Su esposa, Carmen Arteche Echezuría, con la que se había casado en
1933, apenas había podido compartir los sueños que forjarían en común,
porque murió antes de estallar la Guerra Civil en 1936 en el transcurso
de una enfermedad imprevista y fulminante; Dios le ahorró el sufrimiento
de ver asesinado a su esposo. Hasta Torrente –la localidad valenciana
en la que residía el padre de Luís, delicado de salud entonces, y junto
al que se encontraba– llegaron los funestos aires de guerra. Él ejercía
como abogado desde 1930 y en el primer momento pudo continuar su vida
sin excesivos sobresaltos, completamente entregado a consolar y procurar
aliento a los componentes de la Asociación, con celo y brío ejemplares,
lleno de fe, sin ceder un ápice al desaliento. Buscando para su esposa e
hija un remanso de paz en medio de tanta tragedia, en 1936 las había
conducido a su tierra, y allí quedó la pequeña huérfana de madre,
tutelada por su abuelo, sin saber que su querido padre estaba a punto de
dejar este mundo tras haber apurado la palma del martirio.
Luís era un hombre lleno de fortaleza que brillaba con singular
fulgor en medio de la adversidad. Es memorable la carta que en abril de
1936 dirigió a su hermano relatando la enfermedad y posterior deceso de
su esposa; un testimonio emocionante de amor y ternura, que rezuma
esperanza y gozo espiritual.

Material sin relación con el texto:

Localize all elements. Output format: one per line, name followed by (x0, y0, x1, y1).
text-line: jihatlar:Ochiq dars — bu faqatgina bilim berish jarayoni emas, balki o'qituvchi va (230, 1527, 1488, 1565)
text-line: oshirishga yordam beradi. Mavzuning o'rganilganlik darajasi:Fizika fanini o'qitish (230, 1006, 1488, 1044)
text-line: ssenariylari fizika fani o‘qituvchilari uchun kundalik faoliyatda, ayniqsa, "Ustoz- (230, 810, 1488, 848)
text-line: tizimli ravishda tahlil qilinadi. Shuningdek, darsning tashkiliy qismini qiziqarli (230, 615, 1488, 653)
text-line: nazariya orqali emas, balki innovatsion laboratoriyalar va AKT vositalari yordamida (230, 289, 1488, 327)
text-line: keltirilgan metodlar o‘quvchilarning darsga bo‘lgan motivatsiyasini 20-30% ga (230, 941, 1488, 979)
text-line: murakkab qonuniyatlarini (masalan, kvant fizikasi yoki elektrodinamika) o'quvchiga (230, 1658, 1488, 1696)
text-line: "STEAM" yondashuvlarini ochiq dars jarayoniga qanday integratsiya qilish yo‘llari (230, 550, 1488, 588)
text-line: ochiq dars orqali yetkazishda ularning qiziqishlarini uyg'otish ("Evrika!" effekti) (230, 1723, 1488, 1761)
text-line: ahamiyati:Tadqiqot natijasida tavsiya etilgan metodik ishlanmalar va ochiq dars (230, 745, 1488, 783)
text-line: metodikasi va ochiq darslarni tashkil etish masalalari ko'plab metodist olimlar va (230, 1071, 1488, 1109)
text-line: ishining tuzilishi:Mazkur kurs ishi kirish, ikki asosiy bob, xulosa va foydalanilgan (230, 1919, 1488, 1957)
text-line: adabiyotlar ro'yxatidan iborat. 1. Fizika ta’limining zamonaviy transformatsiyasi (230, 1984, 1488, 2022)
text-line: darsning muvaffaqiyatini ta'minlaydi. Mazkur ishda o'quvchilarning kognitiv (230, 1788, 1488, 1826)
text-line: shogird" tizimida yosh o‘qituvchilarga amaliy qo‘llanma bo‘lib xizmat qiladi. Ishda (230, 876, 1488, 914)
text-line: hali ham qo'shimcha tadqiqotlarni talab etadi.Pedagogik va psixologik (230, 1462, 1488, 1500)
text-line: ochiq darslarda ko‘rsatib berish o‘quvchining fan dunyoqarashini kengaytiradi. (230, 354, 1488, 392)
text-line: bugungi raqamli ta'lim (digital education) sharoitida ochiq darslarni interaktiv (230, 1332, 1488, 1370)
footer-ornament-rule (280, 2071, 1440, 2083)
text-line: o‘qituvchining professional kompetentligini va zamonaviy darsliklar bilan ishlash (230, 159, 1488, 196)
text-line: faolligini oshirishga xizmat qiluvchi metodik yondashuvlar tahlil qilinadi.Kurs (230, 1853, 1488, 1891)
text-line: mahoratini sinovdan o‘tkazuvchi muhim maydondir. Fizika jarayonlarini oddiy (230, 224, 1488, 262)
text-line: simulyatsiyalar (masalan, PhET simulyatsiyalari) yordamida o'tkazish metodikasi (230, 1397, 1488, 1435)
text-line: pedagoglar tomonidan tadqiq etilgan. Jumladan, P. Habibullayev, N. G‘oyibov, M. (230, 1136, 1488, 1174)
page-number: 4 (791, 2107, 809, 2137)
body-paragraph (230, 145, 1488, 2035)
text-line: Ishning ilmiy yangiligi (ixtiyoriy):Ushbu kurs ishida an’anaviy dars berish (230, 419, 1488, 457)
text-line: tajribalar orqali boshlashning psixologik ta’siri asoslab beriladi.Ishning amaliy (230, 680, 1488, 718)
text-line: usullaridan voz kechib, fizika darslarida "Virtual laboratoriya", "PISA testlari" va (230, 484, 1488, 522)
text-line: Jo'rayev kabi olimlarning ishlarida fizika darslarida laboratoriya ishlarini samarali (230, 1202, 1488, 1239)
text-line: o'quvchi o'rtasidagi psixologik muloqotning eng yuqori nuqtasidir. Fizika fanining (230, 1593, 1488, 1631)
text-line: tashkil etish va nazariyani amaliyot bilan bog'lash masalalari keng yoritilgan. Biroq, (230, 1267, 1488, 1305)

En ella se aprecia su urgencia apostólica y
su preocupación por asistir a todos, especialmente a los más frágiles
en esa situación de gravísima convulsión política que se vivía. Oraba y
sufría viendo el despropósito de tanto odio, como siempre estéril y
sinsentido, y lo combatió aferrado a la oración. De tantas súplicas a
María, horas santas, Ejercicios, velas nocturnas, generosa acogida en su
propio hogar de los perseguidos, etc., brotarían frutos abundantes para
la mayor gloria de Cristo y de su Iglesia, a los que tanto amó.
Como ha sucedido siempre en estos casos de martirio, la condena se
produjo el 28 de noviembre en un seudo-juicio sumarísimo, a cargo de un
grupo de milicianos armados. Una vez confirmaron lo que ya sabían de
antemano: que Luís era fidelísimo a Cristo y a la Iglesia, y que no
había escatimado esfuerzos en hacer todo el bien posible, una de cuyas
acciones había sido la organización del Congreso Católico de Madrid, no
precisaban saber más. Sin dilación alguna, ese mismo día le condujeron
al Picadero de Paterna. Valiente, heroico en su caridad como todos los
mártires, dedicó los últimos instantes a uno de los verdugos que, ante
el nuevo gesto de violencia que iba a protagonizar, temblaba de tal
forma que era incapaz de liar un cigarrillo. Luís, que era un hombre de
una vez, repartió entre el grupo de milicianos los que tenía, rogó que
le dejaran abrazarles y pidió expresamente que no le dispararan por la
espalda. ¡Qué gestos tan elegantes, tan gallardos y conmovedores! Pero
no los supieron ver los que se disponían a segar su vida, cercenándola a
sus 31 años.
Lo fusilaron mientras mantenía los brazos en cruz y portaba un
rosario entre sus manos, perdonando de corazón a los autores de su
muerte, como todos los que sucumbieron de este modo por causa de su fe,
signo inequívoco de su autenticidad. Juan Pablo II lo beatificó el 11 de
marzo de 2001 junto a 233 mártires de la Guerra Civil española. Un
enjambre de virtud atravesando España, sembrada en sus cuatro puntos
cardinales con la sangre de numerosos seguidores de Cristo: religiosos,
sacerdotes, laicos, y componentes de diversas realidades eclesiales.